«Nei primi anni ’90 ci fu una corsa per acquistare le prestazioni dei migliori ricercatori disponibili. Un po’ come accade nel football per i quarterback: ce ne sono pochi che ti fanno fare il salto di qualità e devi essere in grado di farli firmare». Con queste parole Cade Metz, editorialista del New York Times nel ramo tecnologico, descrive il campo del machine e deep learning alla fine del ventesimo secolo. Tra i quarterback più richiesti di quel momento era compreso anche Yoshua Bengio, ricercatore e informatico dell’università di Montreal con la delega al MILA (Montreal Institute for Learning Alghoritym) tra i più decorati istituti di ricerca nel campo.
Insieme a Geoffrey Hinton e Yann Le Cun, Bengio è considerato tra i maggiori esperti nel campo del machine learning, specie per i contributi offerti per lo sviluppo della materia quando ancora era difficile prevedere l’arrivo dei nuovi modelli di large language model, come Chat GPT. Il nuovo modello di AI ha sconvolto il mondo dei media, dei social e ha aperto un dibattito sul rapporto tra uomo e macchina. La visione di Bengio sul modello di Open AI è contrastante. Se da un lato «è plausibile che non si sia verificato alcun nuovo progresso scientifico fondamentale, perché si tratta di una combinazione di idee proposte in precedenza che, in modo ben fatto, cumulano large language model, una raccolta dati su grande scala e un feedback di esseri umani», dall’altro «è impressionante vedere la performance del sistema. Quella va celebrata».
Dall’ingresso di ChatGPT-3 sul palcoscenico mondiale si sono rincorse teorie sugli usi e sulle possibilità che questa nuova macchina può offrire. Negli Stati Uniti le scuole si stanno attrezzando per modificare il loro modello di insegnamento e stanno sviluppando software antiplagio in grado di riconoscere la mano della chat nei paper che ogni studente, da prassi, deve scrivere per superare i corsi.
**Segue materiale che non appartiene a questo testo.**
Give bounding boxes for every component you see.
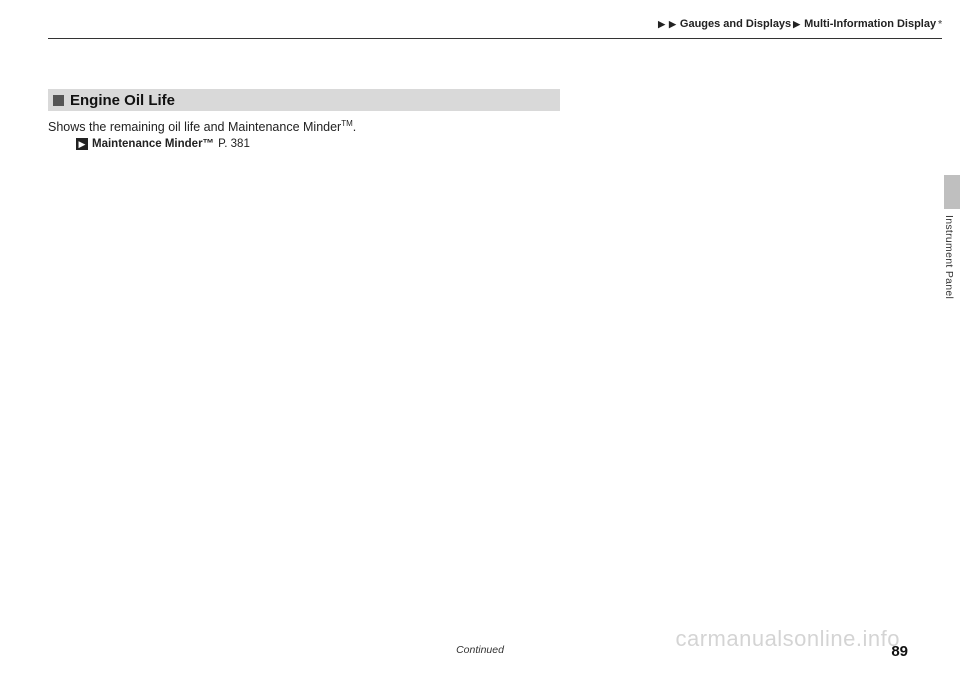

Non è questo però il vero pericolo secondo Bengio: «Abbiamo già avuto a che fare con le straordinarie risorse a cui gli studenti hanno accesso con la punta delle dita sul proprio telefono. Sono preoccupato – spiega l’informatico canadese – per l’abuso di tale tecnologia per ingannare le persone, manipolarle, compiere frodi, convincerle a votare in un modo o nell’altro, eseguire attacchi informatici, e via dicendo. Questo non è qualcosa che puoi fare direttamente con ChatGPT, ma tale tecnologia potrebbe essere adattata per questi usi socialmente nefasti».
«Molte persone hanno scartato la possibilità di un progresso così rapido nell’AI, pensando che non fosse possibile (gli essere umani hanno la sensazione probabilmente innata di essere speciali e che nessuna macchina potrà mai eguagliare la nostra essenza) o che fosse qualcosa di fantascientifico o di un futuro remoto». Ma quindi quando smetteremo di stupirci, iniziando ad utilizzare questi modelli in maniera efficace? «Personalmente, non penso che le nostre istituzioni economiche, sociali e politiche siano adeguate ad affrontare i pericoli che l’intelligenza artificiale porterà. Questo a causa delle nostre debolezze umane, perché possiamo essere influenzati e controllati facilmente, e perché alcuni umani sono pronti a tutto per ottenere più potere e ricchezza»
Un’ultima previsione riguarda il mondo del lavoro. Dai mass media, passando per il settore culturale, fino a lavori di tipo organizzativo e compilativo, ci si chiede se Chat GPT potrà rimpiazzare l’uomo: «Rivoluzionerà il mondo del lavoro, ma ci vorrà tempo. I processi utilizzati nelle aziende e nei governi richiedono molto tempo per cambiare, anche se si tratta di sfruttare nuove opportunità. Ancora più importante, dobbiamo renderci conto che dipende da noi che tipo di società vogliamo costruire in futuro con tecnologie così potenti. Lo status quo non è un’opzione».